In the septic shock population, we observed the obesity paradox (lower mortality in the obese) reported in other populations. This may be related in part to differences in patient characteristics. However, the true paradox may lie in the variations in the sepsis interventions, such as the administration of resuscitation fluids and antimicrobial therapy. Further studies are warranted to examine whether a weight-based approach to common therapeutic interventions in septic shock influences outcome.

Key messages

  • The presentation, microbiology and organ failures are different among obese patients compared to the non-obese.

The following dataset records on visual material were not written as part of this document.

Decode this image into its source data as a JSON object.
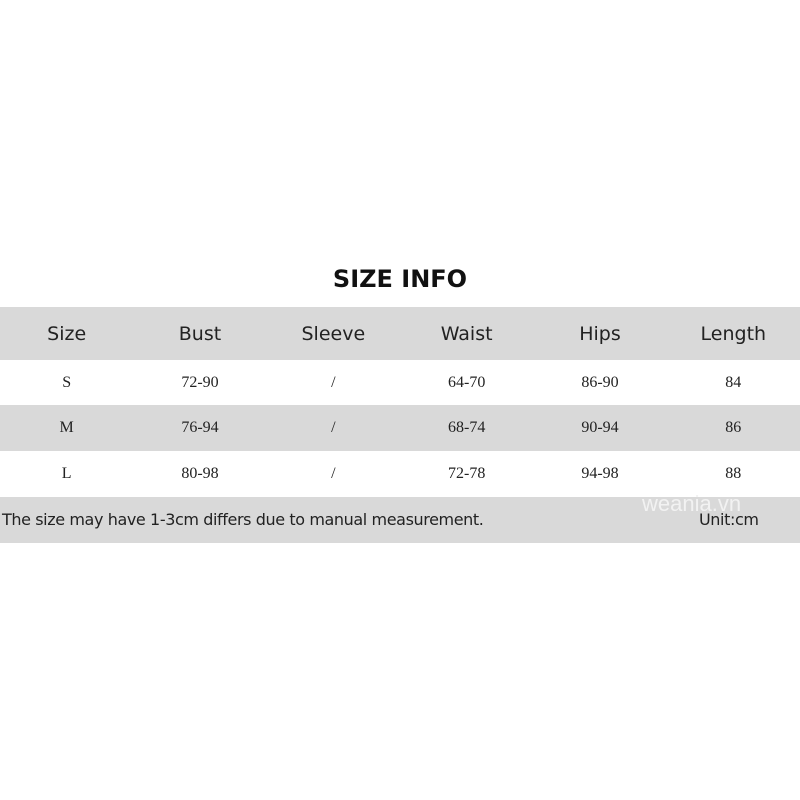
{
  "title": "SIZE INFO",
  "headers": [
    "Size",
    "Bust",
    "Sleeve",
    "Waist",
    "Hips",
    "Length"
  ],
  "rows": [
    [
      "S",
      "72-90",
      "/",
      "64-70",
      "86-90",
      "84"
    ],
    [
      "M",
      "76-94",
      "/",
      "68-74",
      "90-94",
      "86"
    ],
    [
      "L",
      "80-98",
      "/",
      "72-78",
      "94-98",
      "88"
    ]
  ],
  "note": "The size may have 1-3cm differs due to manual measurement.",
  "unit": "Unit:cm",
  "watermark": "weania.vn",
  "colors": {
    "band": "#d9d9d9",
    "text": "#222222"
  }
}
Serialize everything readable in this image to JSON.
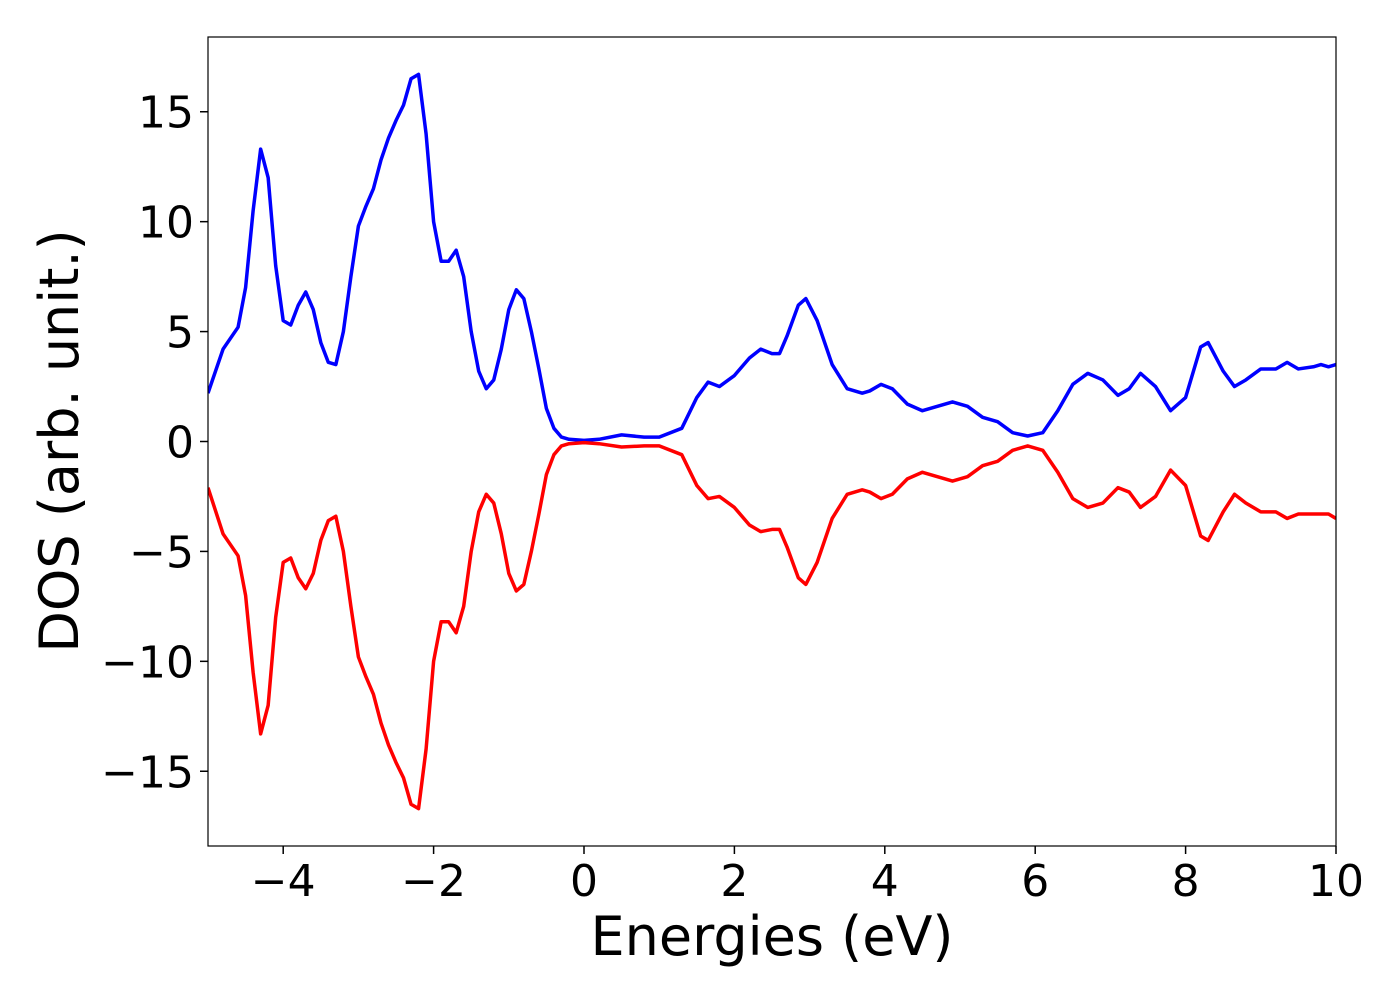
{
  "chart_data": {
    "type": "line",
    "xlabel": "Energies (eV)",
    "ylabel": "DOS (arb. unit.)",
    "x": [
      -5,
      -4.8,
      -4.6,
      -4.5,
      -4.4,
      -4.3,
      -4.2,
      -4.1,
      -4,
      -3.9,
      -3.8,
      -3.7,
      -3.6,
      -3.5,
      -3.4,
      -3.3,
      -3.2,
      -3.1,
      -3,
      -2.9,
      -2.8,
      -2.7,
      -2.6,
      -2.5,
      -2.4,
      -2.3,
      -2.2,
      -2.1,
      -2,
      -1.9,
      -1.8,
      -1.7,
      -1.6,
      -1.5,
      -1.4,
      -1.3,
      -1.2,
      -1.1,
      -1,
      -0.9,
      -0.8,
      -0.7,
      -0.6,
      -0.5,
      -0.4,
      -0.3,
      -0.2,
      0,
      0.2,
      0.5,
      0.8,
      1,
      1.3,
      1.5,
      1.65,
      1.8,
      2,
      2.2,
      2.35,
      2.5,
      2.6,
      2.7,
      2.85,
      2.95,
      3.1,
      3.3,
      3.5,
      3.7,
      3.8,
      3.95,
      4.1,
      4.3,
      4.5,
      4.7,
      4.9,
      5.1,
      5.3,
      5.5,
      5.7,
      5.9,
      6.1,
      6.3,
      6.5,
      6.7,
      6.9,
      7.1,
      7.25,
      7.4,
      7.6,
      7.8,
      8,
      8.2,
      8.3,
      8.5,
      8.65,
      8.8,
      9,
      9.2,
      9.35,
      9.5,
      9.7,
      9.8,
      9.9,
      10
    ],
    "series": [
      {
        "color": "#0000ff",
        "values": [
          2.2,
          4.2,
          5.2,
          7,
          10.5,
          13.3,
          12,
          8,
          5.5,
          5.3,
          6.2,
          6.8,
          6,
          4.5,
          3.6,
          3.5,
          5,
          7.5,
          9.8,
          10.7,
          11.5,
          12.8,
          13.8,
          14.6,
          15.3,
          16.5,
          16.7,
          14,
          10,
          8.2,
          8.2,
          8.7,
          7.5,
          5,
          3.2,
          2.4,
          2.8,
          4.2,
          6,
          6.9,
          6.5,
          5,
          3.3,
          1.5,
          0.6,
          0.2,
          0.1,
          0.05,
          0.1,
          0.3,
          0.2,
          0.2,
          0.6,
          2,
          2.7,
          2.5,
          3,
          3.8,
          4.2,
          4,
          4,
          4.8,
          6.2,
          6.5,
          5.5,
          3.5,
          2.4,
          2.2,
          2.3,
          2.6,
          2.4,
          1.7,
          1.4,
          1.6,
          1.8,
          1.6,
          1.1,
          0.9,
          0.4,
          0.25,
          0.4,
          1.4,
          2.6,
          3.1,
          2.8,
          2.1,
          2.4,
          3.1,
          2.5,
          1.4,
          2,
          4.3,
          4.5,
          3.2,
          2.5,
          2.8,
          3.3,
          3.3,
          3.6,
          3.3,
          3.4,
          3.5,
          3.4,
          3.5
        ]
      },
      {
        "color": "#ff0000",
        "values": [
          -2.1,
          -4.2,
          -5.2,
          -7,
          -10.5,
          -13.3,
          -12,
          -8,
          -5.5,
          -5.3,
          -6.2,
          -6.7,
          -6,
          -4.5,
          -3.6,
          -3.4,
          -5,
          -7.5,
          -9.8,
          -10.7,
          -11.5,
          -12.8,
          -13.8,
          -14.6,
          -15.3,
          -16.5,
          -16.7,
          -14,
          -10,
          -8.2,
          -8.2,
          -8.7,
          -7.5,
          -5,
          -3.2,
          -2.4,
          -2.8,
          -4.2,
          -6,
          -6.8,
          -6.5,
          -5,
          -3.3,
          -1.5,
          -0.6,
          -0.2,
          -0.1,
          -0.05,
          -0.1,
          -0.25,
          -0.2,
          -0.2,
          -0.6,
          -2,
          -2.6,
          -2.5,
          -3,
          -3.8,
          -4.1,
          -4,
          -4,
          -4.8,
          -6.2,
          -6.5,
          -5.5,
          -3.5,
          -2.4,
          -2.2,
          -2.3,
          -2.6,
          -2.4,
          -1.7,
          -1.4,
          -1.6,
          -1.8,
          -1.6,
          -1.1,
          -0.9,
          -0.4,
          -0.2,
          -0.4,
          -1.4,
          -2.6,
          -3,
          -2.8,
          -2.1,
          -2.3,
          -3,
          -2.5,
          -1.3,
          -2,
          -4.3,
          -4.5,
          -3.2,
          -2.4,
          -2.8,
          -3.2,
          -3.2,
          -3.5,
          -3.3,
          -3.3,
          -3.3,
          -3.3,
          -3.5
        ]
      }
    ],
    "xlim": [
      -5,
      10
    ],
    "xticks": [
      {
        "value": -4,
        "label": "−4"
      },
      {
        "value": -2,
        "label": "−2"
      },
      0,
      2,
      4,
      6,
      8,
      10
    ],
    "ylim": [
      -18.4,
      18.4
    ],
    "yticks": [
      {
        "value": -15,
        "label": "−15"
      },
      {
        "value": -10,
        "label": "−10"
      },
      {
        "value": -5,
        "label": "−5"
      },
      0,
      5,
      10,
      15
    ]
  }
}
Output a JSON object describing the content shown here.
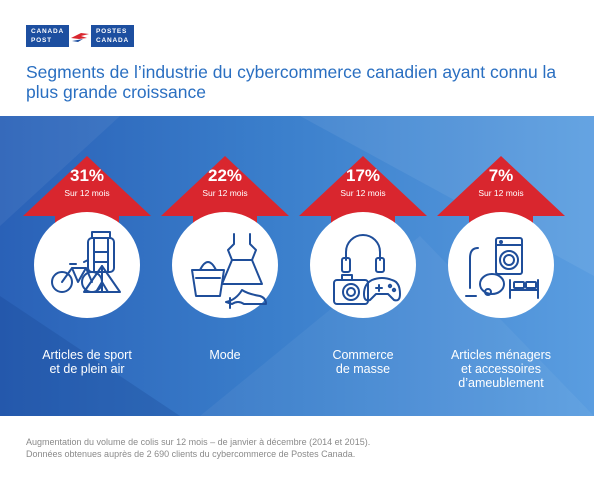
{
  "logo": {
    "line1_left": "CANADA",
    "line2_left": "POST",
    "line1_right": "POSTES",
    "line2_right": "CANADA"
  },
  "title": "Segments de l’industrie du cybercommerce canadien ayant connu la plus grande croissance",
  "segments": [
    {
      "pct": "31%",
      "period": "Sur 12 mois",
      "label_lines": [
        "Articles de sport",
        "et de plein air"
      ],
      "icon": "bicycle-backpack-tent-icon"
    },
    {
      "pct": "22%",
      "period": "Sur 12 mois",
      "label_lines": [
        "Mode"
      ],
      "icon": "handbag-dress-shoe-icon"
    },
    {
      "pct": "17%",
      "period": "Sur 12 mois",
      "label_lines": [
        "Commerce",
        "de masse"
      ],
      "icon": "headphones-camera-gamepad-icon"
    },
    {
      "pct": "7%",
      "period": "Sur 12 mois",
      "label_lines": [
        "Articles ménagers",
        "et accessoires",
        "d’ameublement"
      ],
      "icon": "vacuum-washer-bed-icon"
    }
  ],
  "footnote": {
    "line1": "Augmentation du volume de colis sur 12 mois – de janvier à décembre (2014 et 2015).",
    "line2": "Données obtenues auprès de 2 690 clients du cybercommerce de Postes Canada."
  },
  "colors": {
    "arrow": "#d9262e",
    "title": "#2a6fc1",
    "panel_start": "#2a61b7",
    "panel_end": "#5a9de0",
    "icon_stroke": "#1f4e9a",
    "brand": "#1d4fa0"
  }
}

  • Very obese patients presented at an early age to the ICU with septic shock and had more underlying chronic co-morbidities compared to non-obese patients.

  • There is a considerable variation in the volume of fluid resuscitation per kg and antibiotic dosing among different BMI groups.

  • The obesity paradox (lower mortality in the obese) as reported in other populations was observed in septic shock patients as well.

  • The true paradox may lie in the variations in the sepsis interventions, such as the administration of resuscitation fluids.